Sperm is produced in the testis, and to maintain healthy sperm production, nothing should disturb the environmental and physiological conditions required for this process.
Varicocele is one of the leading reasons for male-related infertility. In this the veins in the scrotum, become abnormally enlarged (varicose veins), and are painful too.
A fairly common condition, it affects 4 in 10 men with known infertility and, in general, 15 in 100 men.
The enlargement of these veins that are a direct supply to the testicles is linked to raising the temperature of the testicles or causing blood to back up. How varicoceles affects fertility, is not clear, but there is a definite link that this condition is responsible for damaging or killing the sperm.
The swelling of the veins will raise the temperature of the testis, and the accumulation of blood will result in poor blood flow in the testis, which eventually influences sperm production process in the testis, resulting in low sperm count, low motility and abnormal sperm morphology.
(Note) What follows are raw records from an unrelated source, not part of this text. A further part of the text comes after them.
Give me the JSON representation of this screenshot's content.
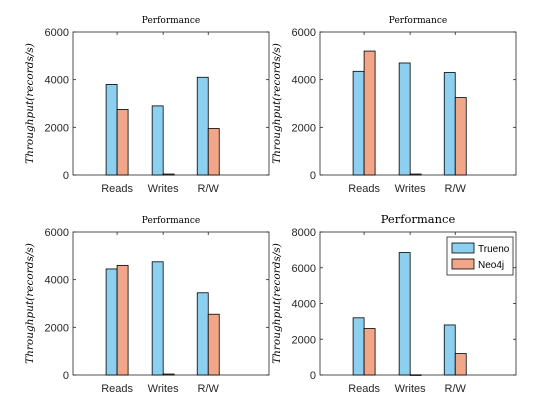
{
  "colors": {
    "Trueno": "#8ccfee",
    "Neo4j": "#f1a689",
    "axis": "#262626"
  },
  "chart_data": [
    {
      "type": "bar",
      "title": "Performance",
      "ylabel": "Throughput(records/s)",
      "categories": [
        "Reads",
        "Writes",
        "R/W"
      ],
      "ylim": [
        0,
        6000
      ],
      "yticks": [
        "0",
        "2000",
        "4000",
        "6000"
      ],
      "series": [
        {
          "name": "Trueno",
          "values": [
            3800,
            2900,
            4100
          ]
        },
        {
          "name": "Neo4j",
          "values": [
            2750,
            40,
            1950
          ]
        }
      ],
      "legend": null
    },
    {
      "type": "bar",
      "title": "Performance",
      "ylabel": "Throughput(records/s)",
      "categories": [
        "Reads",
        "Writes",
        "R/W"
      ],
      "ylim": [
        0,
        6000
      ],
      "yticks": [
        "0",
        "2000",
        "4000",
        "6000"
      ],
      "series": [
        {
          "name": "Trueno",
          "values": [
            4350,
            4700,
            4300
          ]
        },
        {
          "name": "Neo4j",
          "values": [
            5200,
            40,
            3250
          ]
        }
      ],
      "legend": null
    },
    {
      "type": "bar",
      "title": "Performance",
      "ylabel": "Throughput(records/s)",
      "categories": [
        "Reads",
        "Writes",
        "R/W"
      ],
      "ylim": [
        0,
        6000
      ],
      "yticks": [
        "0",
        "2000",
        "4000",
        "6000"
      ],
      "series": [
        {
          "name": "Trueno",
          "values": [
            4450,
            4750,
            3450
          ]
        },
        {
          "name": "Neo4j",
          "values": [
            4600,
            40,
            2550
          ]
        }
      ],
      "legend": null
    },
    {
      "type": "bar",
      "title": "Performance",
      "ylabel": "Throughput(records/s)",
      "categories": [
        "Reads",
        "Writes",
        "R/W"
      ],
      "ylim": [
        0,
        8000
      ],
      "yticks": [
        "0",
        "2000",
        "4000",
        "6000",
        "8000"
      ],
      "series": [
        {
          "name": "Trueno",
          "values": [
            3200,
            6850,
            2800
          ]
        },
        {
          "name": "Neo4j",
          "values": [
            2600,
            10,
            1200
          ]
        }
      ],
      "legend": "top-right"
    }
  ]
}
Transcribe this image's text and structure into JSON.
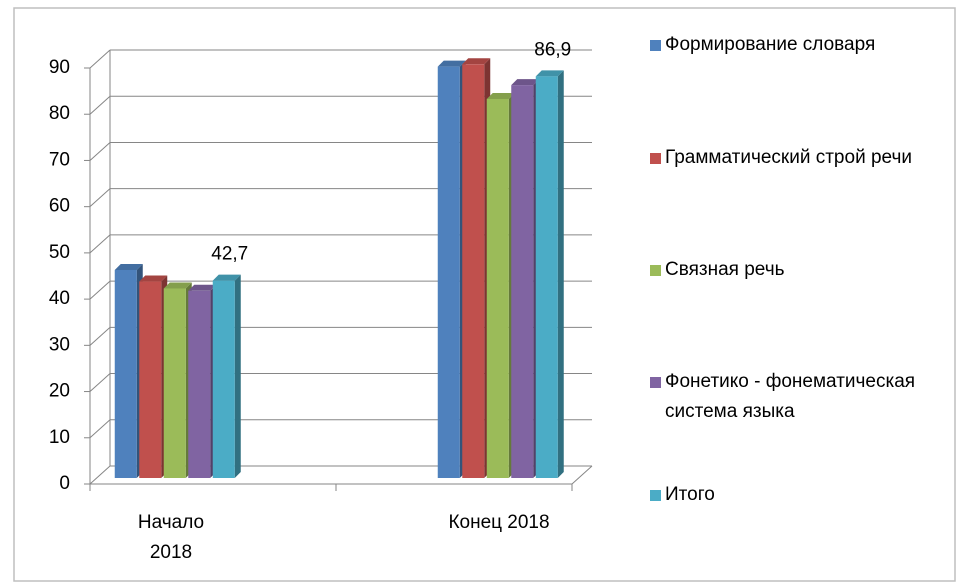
{
  "chart_data": {
    "type": "bar3d",
    "categories": [
      "Начало 2018",
      "Конец 2018"
    ],
    "series": [
      {
        "name": "Формирование словаря",
        "color": "#4F81BD",
        "values": [
          45,
          89
        ]
      },
      {
        "name": "Грамматический строй речи",
        "color": "#C0504D",
        "values": [
          42.5,
          89.5
        ]
      },
      {
        "name": "Связная речь",
        "color": "#9BBB59",
        "values": [
          41,
          82
        ]
      },
      {
        "name": "Фонетико - фонематическая система языка",
        "color": "#8064A2",
        "values": [
          40.5,
          85
        ]
      },
      {
        "name": "Итого",
        "color": "#4BACC6",
        "values": [
          42.7,
          86.9
        ],
        "value_labels": [
          "42,7",
          "86,9"
        ]
      }
    ],
    "ylim": [
      0,
      90
    ],
    "yticks": [
      0,
      10,
      20,
      30,
      40,
      50,
      60,
      70,
      80,
      90
    ],
    "grid": true,
    "legend": "right"
  }
}
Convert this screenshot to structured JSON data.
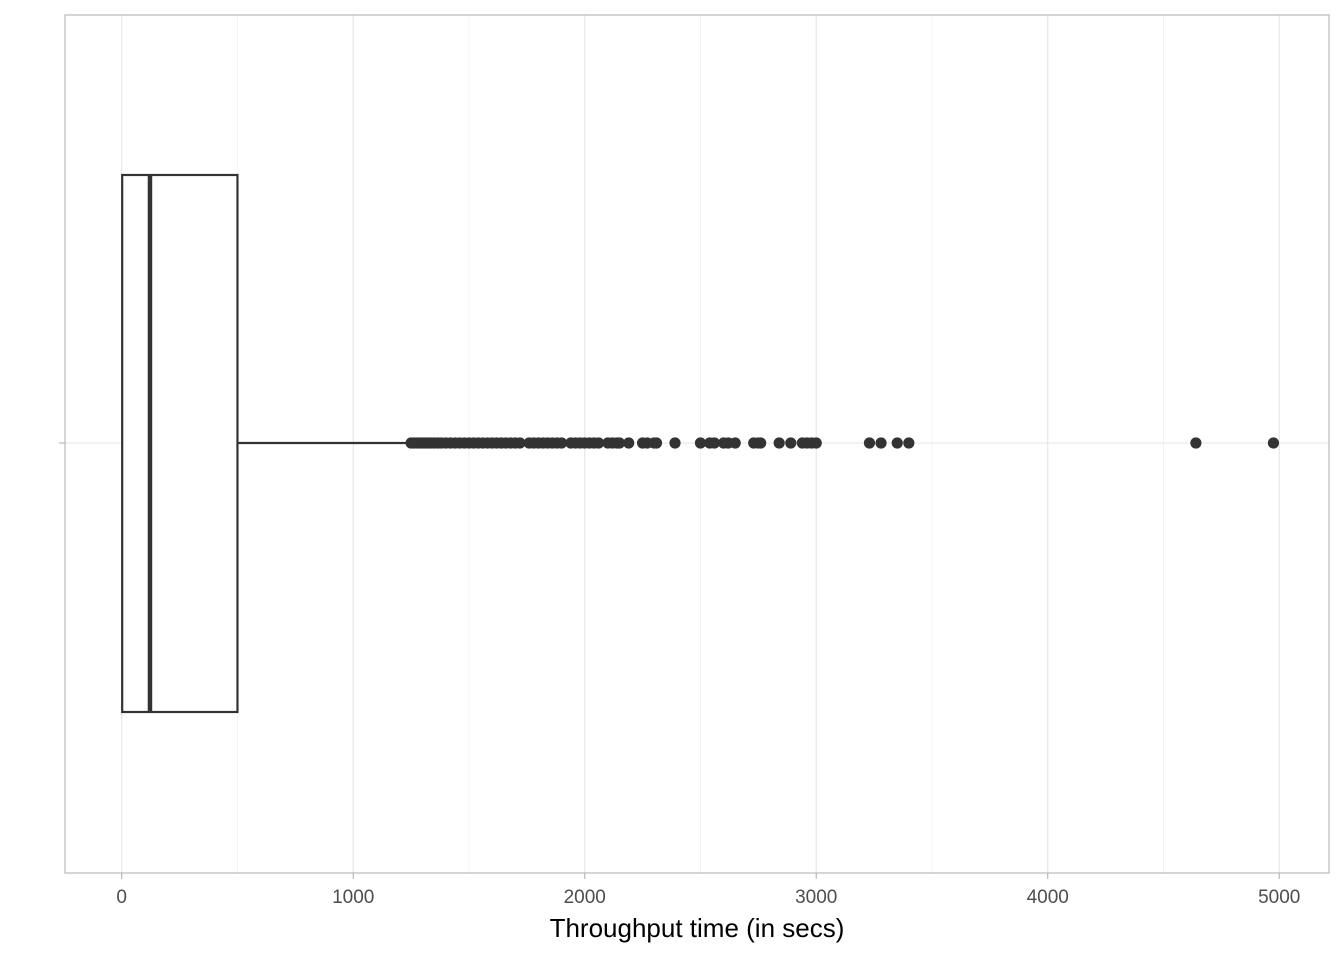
{
  "chart_data": {
    "type": "boxplot",
    "orientation": "horizontal",
    "title": "",
    "xlabel": "Throughput time (in secs)",
    "ylabel": "",
    "xlim": [
      -245,
      5215
    ],
    "x_ticks": [
      0,
      1000,
      2000,
      3000,
      4000,
      5000
    ],
    "x_tick_labels": [
      "0",
      "1000",
      "2000",
      "3000",
      "4000",
      "5000"
    ],
    "grid": "on",
    "box": {
      "q1": 2,
      "median": 122,
      "q3": 500,
      "whisker_low": 2,
      "whisker_high": 1240
    },
    "outliers": [
      1250,
      1262,
      1275,
      1288,
      1300,
      1312,
      1325,
      1338,
      1350,
      1365,
      1380,
      1400,
      1420,
      1440,
      1460,
      1480,
      1500,
      1520,
      1540,
      1560,
      1580,
      1600,
      1620,
      1640,
      1660,
      1680,
      1700,
      1720,
      1760,
      1780,
      1800,
      1820,
      1840,
      1860,
      1880,
      1900,
      1940,
      1960,
      1980,
      2000,
      2020,
      2040,
      2060,
      2100,
      2120,
      2140,
      2150,
      2190,
      2250,
      2270,
      2300,
      2310,
      2390,
      2500,
      2540,
      2560,
      2600,
      2620,
      2650,
      2730,
      2750,
      2760,
      2840,
      2890,
      2940,
      2960,
      2980,
      3000,
      3230,
      3280,
      3350,
      3400,
      4640,
      4975
    ],
    "colors": {
      "box_stroke": "#333333",
      "grid": "#e5e5e5",
      "panel_border": "#b3b3b3",
      "point": "#333333"
    }
  }
}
Varicocelectomy is a procedure in which the swollen veins are tied off, and the accumulated blood is redirected to the healthy veins. The aim of this procedure is to improve pregnancy rates, but varicocele treatment in infertility is still controversial.
Recent scientific evidence appears to demonstrate that only in selected cases varicocele treatment is beneficial in improving semen parameters and pregnancy rate.
Alternatively in some cases, IVF/ICSI can be performed with sperm whether taken before or after varicocele treatment.